La crisis sanitaria del Covid-19 subrayó más que nunca el problema de la pobreza en México y los usuarios de las redes sociales han desarrollado tal hipersensibilidad en torno al tema que su detector de privilegios ya se atrofió, pues se activa hasta con los comentarios menos maliciosos. Por ejemplo, bromear con tus amigos feisbuqueros que siguen viendo el noticiero de Javier Alatorre, como si no vivieran en la era digital, te “desenmascara” ante los inquisidores como una persona elitista encerrada en una burbuja de supuestos privilegios, donde no tienen cabida los indígenas ni los pobres que a duras penas cuentan con televisión abierta. Su hermenéutica retorcida, por supuesto, persigue la finalidad muy narcisista de enaltecerlos en su papel de ciudadanos rectos, conscientes, solidarios. Haría falta comprobar si de verdad son congruentes en los hechos o si sólo se apegan al discurso de la corrección de forma calculadora.
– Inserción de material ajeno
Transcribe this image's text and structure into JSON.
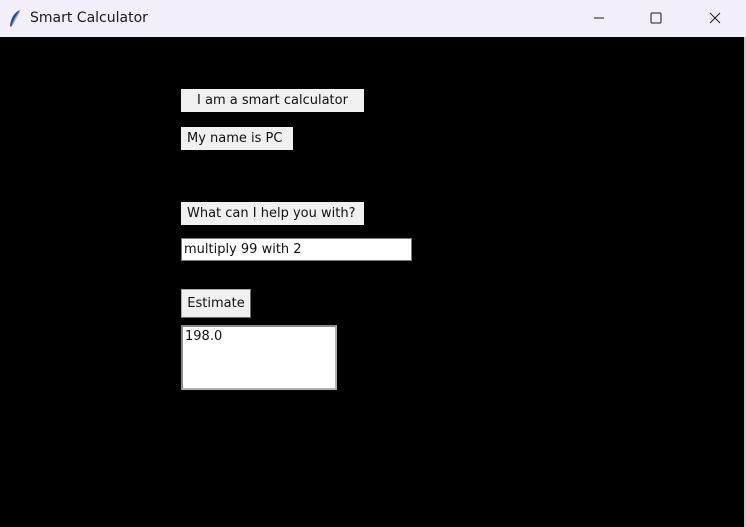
{
  "window": {
    "title": "Smart Calculator",
    "app_icon": "feather-icon",
    "controls": {
      "minimize_icon": "minimize-icon",
      "maximize_icon": "maximize-icon",
      "close_icon": "close-icon"
    },
    "background_color": "#000000",
    "titlebar_color": "#f3eef7"
  },
  "labels": {
    "intro": "I am a smart calculator",
    "name": "My name is PC",
    "prompt": "What can I help you with?"
  },
  "query": {
    "value": "multiply 99 with 2"
  },
  "estimate_button": {
    "label": "Estimate"
  },
  "result": {
    "value": "198.0"
  }
}
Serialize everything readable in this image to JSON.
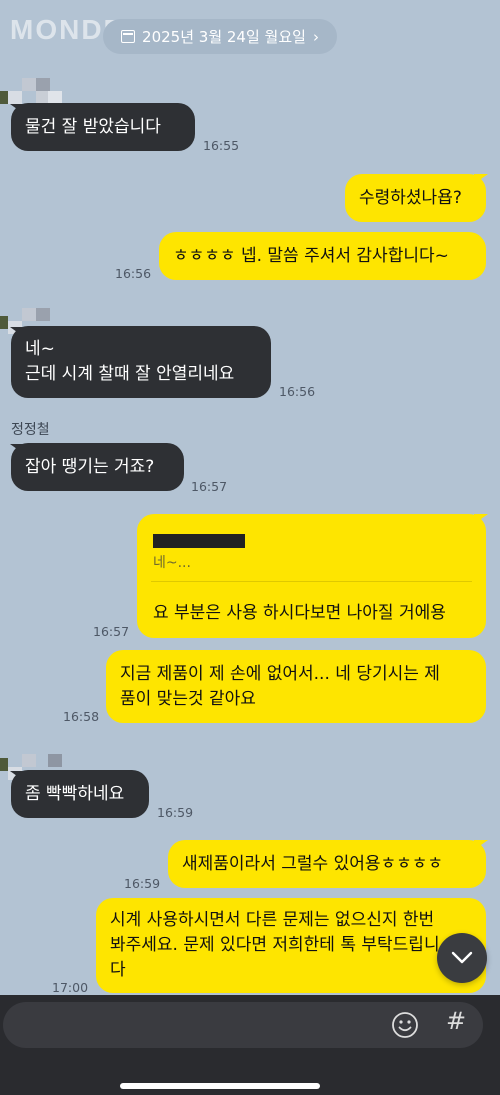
{
  "watermark": "MONDE",
  "date_pill": {
    "text": "2025년 3월 24일 월요일",
    "chevron": "›",
    "icon": "calendar-icon"
  },
  "sender_name": "정정철",
  "messages": [
    {
      "dir": "in",
      "text": "물건 잘 받았습니다",
      "time": "16:55"
    },
    {
      "dir": "out",
      "text": "수령하셨나욥?",
      "time": ""
    },
    {
      "dir": "out",
      "text": "ㅎㅎㅎㅎ 넵. 말씀 주셔서 감사합니다~",
      "time": "16:56"
    },
    {
      "dir": "in",
      "line1": "네~",
      "line2": "근데 시계 찰때 잘 안열리네요",
      "time": "16:56"
    },
    {
      "dir": "in",
      "text": "잡아 땡기는 거죠?",
      "time": "16:57"
    },
    {
      "dir": "out",
      "reply_quote": "네~...",
      "text": "요 부분은 사용 하시다보면 나아질 거에용",
      "time": "16:57"
    },
    {
      "dir": "out",
      "line1": "지금 제품이 제 손에 없어서... 네 당기시는 제",
      "line2": "품이 맞는것 같아요",
      "time": "16:58"
    },
    {
      "dir": "in",
      "text": "좀 빡빡하네요",
      "time": "16:59"
    },
    {
      "dir": "out",
      "text": "새제품이라서 그럴수 있어용ㅎㅎㅎㅎ",
      "time": "16:59"
    },
    {
      "dir": "out",
      "line1": "시계 사용하시면서 다른 문제는 없으신지 한번",
      "line2": "봐주세요. 문제 있다면 저희한테 톡 부탁드립니",
      "line3": "다",
      "time": "17:00"
    }
  ],
  "composer": {
    "emoji_icon": "emoji-icon",
    "hash_label": "#"
  },
  "colors": {
    "background": "#b3c3d3",
    "outgoing": "#fee500",
    "incoming": "#2e3034"
  }
}
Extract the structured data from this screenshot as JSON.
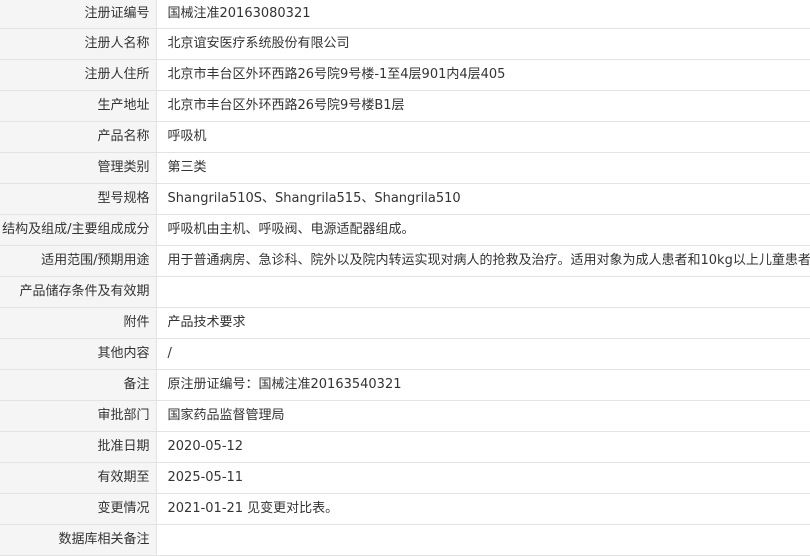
{
  "record": {
    "rows": [
      {
        "label": "注册证编号",
        "value": "国械注准20163080321"
      },
      {
        "label": "注册人名称",
        "value": "北京谊安医疗系统股份有限公司"
      },
      {
        "label": "注册人住所",
        "value": "北京市丰台区外环西路26号院9号楼-1至4层901内4层405"
      },
      {
        "label": "生产地址",
        "value": "北京市丰台区外环西路26号院9号楼B1层"
      },
      {
        "label": "产品名称",
        "value": "呼吸机"
      },
      {
        "label": "管理类别",
        "value": "第三类"
      },
      {
        "label": "型号规格",
        "value": "Shangrila510S、Shangrila515、Shangrila510"
      },
      {
        "label": "结构及组成/主要组成成分",
        "value": "呼吸机由主机、呼吸阀、电源适配器组成。"
      },
      {
        "label": "适用范围/预期用途",
        "value": "用于普通病房、急诊科、院外以及院内转运实现对病人的抢救及治疗。适用对象为成人患者和10kg以上儿童患者。"
      },
      {
        "label": "产品储存条件及有效期",
        "value": ""
      },
      {
        "label": "附件",
        "value": "产品技术要求"
      },
      {
        "label": "其他内容",
        "value": "/"
      },
      {
        "label": "备注",
        "value": "原注册证编号：国械注准20163540321"
      },
      {
        "label": "审批部门",
        "value": "国家药品监督管理局"
      },
      {
        "label": "批准日期",
        "value": "2020-05-12"
      },
      {
        "label": "有效期至",
        "value": "2025-05-11"
      },
      {
        "label": "变更情况",
        "value": "2021-01-21 见变更对比表。"
      },
      {
        "label": "数据库相关备注",
        "value": ""
      }
    ]
  }
}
Si mucho antes del Covid-19 ya era mal visto “presumir” cualquier experiencia a la que otros no tuvieran acceso en ese momento, como las fotos de un viaje, los estragos financieros de la pandemia serán la mejor justificación para dar palos de ciego contra cualquiera que cause envidias. La tendencia a condenar privilegios legítimos –incluso los más relativos, como un vaso del Starbucks– puede encubrir sentimientos mezquinos muy alejados de los ideales de justicia social y nos impide identificar las genuinas causas de la miseria.